At this time, Sonos has a poor Growth Score of F, a grade with the same score on the momentum front. Charting a somewhat similar path, the stock was allocated a grade of D on the value side, putting it in the bottom 40% for this investment strategy.

Overall, the stock has an aggregate VGM Score of F. If you aren't focused on one strategy, this score is the one you should be interested in.

Outlook

Estimates have been broadly trending downward for the stock, and the magnitude of these revisions indicates a downward shift. Notably, Sonos has a Zacks Rank #3 (Hold). We expect an in-line return from the stock in the next few months.

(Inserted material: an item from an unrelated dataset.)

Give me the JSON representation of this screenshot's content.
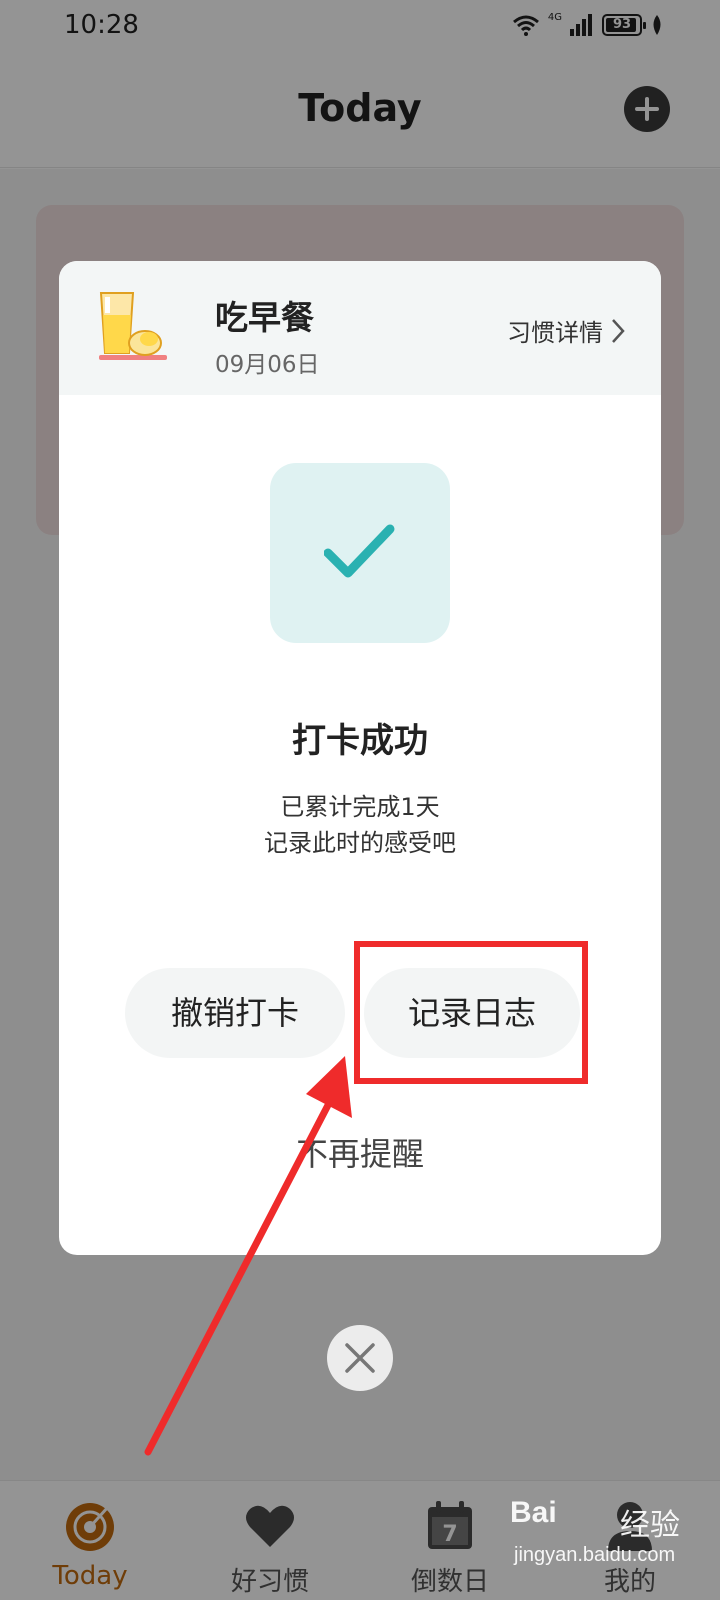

Performance of an Industry Player

Sonos belongs to the Zacks Audio Video Production industry. Another stock from the same industry, Sony (SONY), has gained 4.5% over the past month. More than a month has passed since the company reported results for the quarter ended March 2023.

Sony reported revenues of $23.17 billion in the last reported quarter, representing a year-over-year change of +18.9%. EPS of $0.78 for the same period compares with $0.77 a year ago.

Sony is expected to post earnings of $0.99 per share for the current quarter, representing a year-over-year change of -26.7%. Over the last 30 days, the Zacks Consensus Estimate has changed -0.5%.

Sony has a Zacks Rank #3 (Hold) based on the overall direction and magnitude of estimate revisions. Additionally, the stock has a VGM Score of B.